Kanun Koyucu tarafından geçmişten bugüne kadar yapılan yasal düzenlemelerde, yasa-dışı ödünç para veren kişiler tefeci olarak tanımlanmıştır. Böylelikle tefecilik eylemi; toplumda var olan 
ekonomik ve sosyal düzeni zedelemesi, kayıt dışı ve haksız bir kazanca yol açması nedeniyle bir suç olarak kabul edilmiştir.
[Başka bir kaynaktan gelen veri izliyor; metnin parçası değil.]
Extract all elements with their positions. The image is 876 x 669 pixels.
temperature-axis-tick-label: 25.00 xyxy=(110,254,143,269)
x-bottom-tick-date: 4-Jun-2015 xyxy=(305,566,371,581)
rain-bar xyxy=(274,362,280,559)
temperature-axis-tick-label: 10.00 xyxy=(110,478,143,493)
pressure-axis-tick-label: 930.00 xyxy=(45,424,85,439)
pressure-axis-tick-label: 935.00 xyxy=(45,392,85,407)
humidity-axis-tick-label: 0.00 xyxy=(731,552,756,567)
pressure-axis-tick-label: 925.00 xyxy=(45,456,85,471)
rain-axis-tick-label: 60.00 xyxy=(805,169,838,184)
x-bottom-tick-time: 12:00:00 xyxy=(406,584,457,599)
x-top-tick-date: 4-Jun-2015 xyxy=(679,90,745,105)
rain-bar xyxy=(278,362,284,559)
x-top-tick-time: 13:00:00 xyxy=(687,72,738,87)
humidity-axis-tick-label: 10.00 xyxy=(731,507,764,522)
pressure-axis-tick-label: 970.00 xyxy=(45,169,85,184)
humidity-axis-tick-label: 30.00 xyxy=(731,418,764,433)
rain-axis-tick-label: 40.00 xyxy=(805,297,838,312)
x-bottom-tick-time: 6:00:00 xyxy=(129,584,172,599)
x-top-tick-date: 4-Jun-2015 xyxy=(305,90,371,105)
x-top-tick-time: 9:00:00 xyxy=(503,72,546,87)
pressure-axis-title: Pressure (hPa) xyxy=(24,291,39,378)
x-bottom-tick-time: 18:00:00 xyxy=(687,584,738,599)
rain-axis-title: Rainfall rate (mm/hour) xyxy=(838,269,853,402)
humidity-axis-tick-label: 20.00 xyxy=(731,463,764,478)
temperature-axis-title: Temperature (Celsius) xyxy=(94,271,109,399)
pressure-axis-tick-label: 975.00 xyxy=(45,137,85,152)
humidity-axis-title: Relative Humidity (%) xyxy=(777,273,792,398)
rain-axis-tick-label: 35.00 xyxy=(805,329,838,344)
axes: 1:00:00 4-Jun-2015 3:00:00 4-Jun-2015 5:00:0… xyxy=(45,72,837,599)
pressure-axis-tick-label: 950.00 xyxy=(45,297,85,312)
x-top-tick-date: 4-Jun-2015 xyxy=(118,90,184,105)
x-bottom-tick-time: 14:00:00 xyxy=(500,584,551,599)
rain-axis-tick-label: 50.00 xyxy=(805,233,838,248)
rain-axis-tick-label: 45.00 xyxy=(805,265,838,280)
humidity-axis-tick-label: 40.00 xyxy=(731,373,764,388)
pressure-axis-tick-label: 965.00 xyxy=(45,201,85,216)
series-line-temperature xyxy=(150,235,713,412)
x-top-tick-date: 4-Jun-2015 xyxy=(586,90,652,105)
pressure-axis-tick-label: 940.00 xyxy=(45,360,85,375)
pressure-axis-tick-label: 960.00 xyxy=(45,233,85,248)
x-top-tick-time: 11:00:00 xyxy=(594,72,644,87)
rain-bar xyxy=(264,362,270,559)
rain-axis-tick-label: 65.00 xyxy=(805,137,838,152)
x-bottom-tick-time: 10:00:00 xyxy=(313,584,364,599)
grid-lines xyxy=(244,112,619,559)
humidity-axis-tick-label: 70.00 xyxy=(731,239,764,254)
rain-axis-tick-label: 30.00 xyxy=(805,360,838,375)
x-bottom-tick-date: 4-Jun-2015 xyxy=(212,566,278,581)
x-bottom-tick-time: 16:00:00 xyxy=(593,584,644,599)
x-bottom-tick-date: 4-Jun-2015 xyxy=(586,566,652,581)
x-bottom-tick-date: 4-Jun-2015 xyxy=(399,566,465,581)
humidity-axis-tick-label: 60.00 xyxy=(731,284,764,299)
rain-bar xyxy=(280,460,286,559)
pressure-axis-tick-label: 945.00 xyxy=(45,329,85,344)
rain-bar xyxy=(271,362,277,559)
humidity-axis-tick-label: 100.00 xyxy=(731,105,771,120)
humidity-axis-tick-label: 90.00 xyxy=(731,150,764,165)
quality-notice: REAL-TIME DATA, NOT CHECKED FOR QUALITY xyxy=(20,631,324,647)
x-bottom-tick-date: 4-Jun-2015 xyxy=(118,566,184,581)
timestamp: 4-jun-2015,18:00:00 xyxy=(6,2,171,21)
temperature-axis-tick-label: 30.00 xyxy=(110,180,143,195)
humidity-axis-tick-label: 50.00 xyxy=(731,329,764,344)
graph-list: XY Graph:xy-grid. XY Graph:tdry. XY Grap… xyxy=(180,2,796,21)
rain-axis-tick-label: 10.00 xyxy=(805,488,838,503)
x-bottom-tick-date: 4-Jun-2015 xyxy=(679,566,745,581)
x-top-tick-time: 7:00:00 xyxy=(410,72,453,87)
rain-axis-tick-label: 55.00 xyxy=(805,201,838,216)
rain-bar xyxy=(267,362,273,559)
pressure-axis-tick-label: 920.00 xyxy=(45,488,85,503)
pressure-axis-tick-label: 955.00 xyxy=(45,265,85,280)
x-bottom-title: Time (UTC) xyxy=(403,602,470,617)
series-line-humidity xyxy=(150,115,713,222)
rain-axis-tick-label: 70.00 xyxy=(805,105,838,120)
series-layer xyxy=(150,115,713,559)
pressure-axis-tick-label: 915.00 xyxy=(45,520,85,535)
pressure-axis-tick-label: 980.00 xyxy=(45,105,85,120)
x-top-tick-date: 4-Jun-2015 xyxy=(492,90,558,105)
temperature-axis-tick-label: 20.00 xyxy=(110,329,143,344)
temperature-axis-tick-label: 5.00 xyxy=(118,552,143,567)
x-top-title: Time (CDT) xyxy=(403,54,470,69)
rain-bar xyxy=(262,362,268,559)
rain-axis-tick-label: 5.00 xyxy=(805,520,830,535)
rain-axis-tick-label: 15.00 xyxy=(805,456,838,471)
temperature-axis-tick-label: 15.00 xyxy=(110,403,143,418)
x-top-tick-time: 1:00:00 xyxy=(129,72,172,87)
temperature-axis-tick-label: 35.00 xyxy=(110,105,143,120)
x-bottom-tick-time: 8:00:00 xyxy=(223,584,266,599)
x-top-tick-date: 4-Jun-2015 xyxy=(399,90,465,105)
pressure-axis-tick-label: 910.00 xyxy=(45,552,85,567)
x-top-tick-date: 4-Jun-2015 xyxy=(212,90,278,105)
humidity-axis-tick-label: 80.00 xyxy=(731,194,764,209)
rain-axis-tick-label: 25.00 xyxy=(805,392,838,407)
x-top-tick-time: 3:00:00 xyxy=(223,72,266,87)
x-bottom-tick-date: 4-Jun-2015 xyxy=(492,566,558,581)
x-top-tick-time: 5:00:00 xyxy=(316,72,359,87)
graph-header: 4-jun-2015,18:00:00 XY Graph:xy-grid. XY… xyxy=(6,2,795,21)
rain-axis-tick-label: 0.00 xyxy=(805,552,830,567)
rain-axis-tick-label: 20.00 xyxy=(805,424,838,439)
Tarihsel süreç içinde yasal düzenlemelerle tefecilik
2279 sayılı Ödünç Para Verme İşleri Hakkında Kanun, mülga 90 Sayılı Ödünç Para Verme İşleri Hakkında Kanun Hükmünde Kararname ve 5237 sayılı Türk Ceza Kanunu'nda "Tefecilik" suçuna ilişkin olarak düzenlemeler yapılmıştır. Buna karşın Mülga 765 sayılı Türk Ceza Kanunu'nda tefecilik ile ilgili herhangi bir düzenlemeye yer verilmemiştir.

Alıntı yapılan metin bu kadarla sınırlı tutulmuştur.